Tyvek used for fedex mailing pouches, very very very strong just try to rip one...

Or jeans
 
The original surrounds had specific compliance and the whole driver was designed for that surround. Now, if you replace the surround by another material with different properties, you may have surprises. If the driver has a standard diameter, you van probaly source specific surrounds for cheap.

It's a speaker which cost $5. The surround's job is more centering than compliance, but the termination of cone resonances is an important feature. There is no guarantee any replacement surround will match either of those functions precisely, so playing around with Tyvek on a set of throw-away speakers sounds like a fun and interesting project to me. If it doesn't work, cut them off and put a foam surround on....
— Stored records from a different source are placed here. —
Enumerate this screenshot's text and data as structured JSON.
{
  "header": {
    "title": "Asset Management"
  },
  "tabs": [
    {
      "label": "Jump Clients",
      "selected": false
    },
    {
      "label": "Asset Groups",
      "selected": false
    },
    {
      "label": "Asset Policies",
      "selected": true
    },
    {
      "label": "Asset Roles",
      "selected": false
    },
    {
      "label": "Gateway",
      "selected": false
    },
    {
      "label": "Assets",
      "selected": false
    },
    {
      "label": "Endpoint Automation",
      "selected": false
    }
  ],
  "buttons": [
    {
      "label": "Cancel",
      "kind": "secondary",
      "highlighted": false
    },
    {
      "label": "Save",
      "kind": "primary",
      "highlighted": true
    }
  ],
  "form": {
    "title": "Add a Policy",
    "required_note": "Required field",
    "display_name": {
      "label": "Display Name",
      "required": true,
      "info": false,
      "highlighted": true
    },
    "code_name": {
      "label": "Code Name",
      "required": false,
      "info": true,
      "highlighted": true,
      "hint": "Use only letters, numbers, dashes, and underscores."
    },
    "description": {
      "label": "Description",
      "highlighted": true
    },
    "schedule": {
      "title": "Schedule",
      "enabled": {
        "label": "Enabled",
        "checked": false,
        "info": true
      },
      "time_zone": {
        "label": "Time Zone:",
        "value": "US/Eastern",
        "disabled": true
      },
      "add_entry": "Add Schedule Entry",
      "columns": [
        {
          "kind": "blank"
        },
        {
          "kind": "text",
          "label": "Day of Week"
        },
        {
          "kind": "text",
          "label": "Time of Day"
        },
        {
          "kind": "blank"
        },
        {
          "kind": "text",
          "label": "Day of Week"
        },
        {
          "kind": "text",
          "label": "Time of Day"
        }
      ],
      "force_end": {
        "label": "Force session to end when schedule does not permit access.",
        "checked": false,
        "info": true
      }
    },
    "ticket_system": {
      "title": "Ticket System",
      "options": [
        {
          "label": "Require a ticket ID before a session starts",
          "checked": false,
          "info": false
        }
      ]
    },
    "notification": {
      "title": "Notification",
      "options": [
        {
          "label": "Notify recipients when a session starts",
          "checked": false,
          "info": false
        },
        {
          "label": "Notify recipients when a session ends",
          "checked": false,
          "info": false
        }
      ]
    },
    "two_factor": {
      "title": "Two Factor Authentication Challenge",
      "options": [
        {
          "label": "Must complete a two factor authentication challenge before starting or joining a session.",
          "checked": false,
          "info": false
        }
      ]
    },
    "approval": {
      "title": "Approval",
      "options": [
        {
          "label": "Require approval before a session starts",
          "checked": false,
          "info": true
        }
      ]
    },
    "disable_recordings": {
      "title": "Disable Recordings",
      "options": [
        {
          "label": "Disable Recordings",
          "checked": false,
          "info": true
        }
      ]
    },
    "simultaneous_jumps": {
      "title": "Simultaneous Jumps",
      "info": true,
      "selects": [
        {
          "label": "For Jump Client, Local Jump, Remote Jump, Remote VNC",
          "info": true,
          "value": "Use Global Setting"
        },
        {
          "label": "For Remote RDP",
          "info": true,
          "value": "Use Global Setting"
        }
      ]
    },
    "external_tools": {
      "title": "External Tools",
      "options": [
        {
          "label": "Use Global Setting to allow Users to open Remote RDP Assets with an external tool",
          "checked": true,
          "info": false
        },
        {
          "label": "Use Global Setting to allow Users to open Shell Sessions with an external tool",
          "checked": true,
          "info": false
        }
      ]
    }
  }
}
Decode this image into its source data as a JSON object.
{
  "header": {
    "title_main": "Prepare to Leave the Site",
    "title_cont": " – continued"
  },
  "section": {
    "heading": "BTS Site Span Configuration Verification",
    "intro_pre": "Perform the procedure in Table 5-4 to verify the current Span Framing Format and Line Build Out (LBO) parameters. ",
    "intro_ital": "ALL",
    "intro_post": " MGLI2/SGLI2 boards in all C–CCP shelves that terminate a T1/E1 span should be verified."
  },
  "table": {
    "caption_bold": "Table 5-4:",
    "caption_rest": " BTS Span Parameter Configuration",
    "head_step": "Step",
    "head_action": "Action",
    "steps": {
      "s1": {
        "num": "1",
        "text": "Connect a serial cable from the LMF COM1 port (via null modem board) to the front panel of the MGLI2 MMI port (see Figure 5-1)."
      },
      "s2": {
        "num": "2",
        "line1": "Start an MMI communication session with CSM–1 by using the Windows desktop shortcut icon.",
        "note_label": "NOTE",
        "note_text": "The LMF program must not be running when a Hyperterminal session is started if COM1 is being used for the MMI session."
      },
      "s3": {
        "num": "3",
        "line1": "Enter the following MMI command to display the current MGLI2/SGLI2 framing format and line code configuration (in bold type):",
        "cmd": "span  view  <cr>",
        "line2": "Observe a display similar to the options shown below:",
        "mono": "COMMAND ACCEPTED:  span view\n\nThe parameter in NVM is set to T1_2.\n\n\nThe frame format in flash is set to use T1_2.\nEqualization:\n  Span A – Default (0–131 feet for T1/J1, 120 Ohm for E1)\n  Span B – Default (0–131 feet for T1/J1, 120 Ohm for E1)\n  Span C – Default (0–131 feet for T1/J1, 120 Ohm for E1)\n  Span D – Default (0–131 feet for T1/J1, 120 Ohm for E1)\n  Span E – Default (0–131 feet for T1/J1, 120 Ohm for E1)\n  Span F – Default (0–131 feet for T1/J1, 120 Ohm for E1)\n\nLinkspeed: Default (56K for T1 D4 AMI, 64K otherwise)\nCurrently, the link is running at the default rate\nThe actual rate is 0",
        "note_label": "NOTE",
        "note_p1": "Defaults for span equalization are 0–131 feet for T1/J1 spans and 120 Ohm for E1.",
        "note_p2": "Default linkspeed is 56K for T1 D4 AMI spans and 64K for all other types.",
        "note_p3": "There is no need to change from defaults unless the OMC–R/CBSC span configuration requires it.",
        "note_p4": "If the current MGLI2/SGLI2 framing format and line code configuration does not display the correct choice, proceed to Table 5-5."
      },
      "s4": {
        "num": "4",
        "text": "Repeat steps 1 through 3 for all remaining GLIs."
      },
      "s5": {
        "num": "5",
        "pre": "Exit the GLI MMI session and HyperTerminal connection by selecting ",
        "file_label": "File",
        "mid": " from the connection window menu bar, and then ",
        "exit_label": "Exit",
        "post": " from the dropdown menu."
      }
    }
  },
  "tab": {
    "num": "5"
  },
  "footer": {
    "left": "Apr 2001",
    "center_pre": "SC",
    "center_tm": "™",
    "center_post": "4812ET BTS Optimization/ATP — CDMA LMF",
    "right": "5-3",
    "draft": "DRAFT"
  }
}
Doing the surround in many small pieces will allow a bit of a roll to the surround, but that would not offer much, if any, centering and the voice coil will probably rub even if shimmed when repairing it. Making a flat surround will offer centering, but very low excursion capability because Tyvek will not stretch - that it the issue when using Tyvek.

Perhaps if you mold the tyvek strips into a surround shape over something suitable (a pen or dowel or half-round), then coat it with silicone caulking to give it some elasticity. Just some thoughts on making your experiment work. Remember to cut open the dustcap and shim the voicecoil tight when replacing the surround.
 
Tyvex Madness!
Just get some brand-X surrounds and apply them with milky latex glue. Or screw them up and mail them to me when you've realized your repair is hopeless. So I can clean the cones up, please don't use anything like polyurethane glue or crazy glue.
 
why not treat them with respect and try to fix them ? I bought some broken B&W for $20 and turned them into fantastic speakers. Using new tweeters, capacitors and cabinet mods. Reconing and surround replacement is fun and rewarding if you understand the original assembly. ... I reconed some focal in '99, while doing the recone I cured the phase shift "focal" sound, creating one of kind high end drivers....New surrounds on some Jensen Model 4, excellent results with generic off the shelf foam surrounds.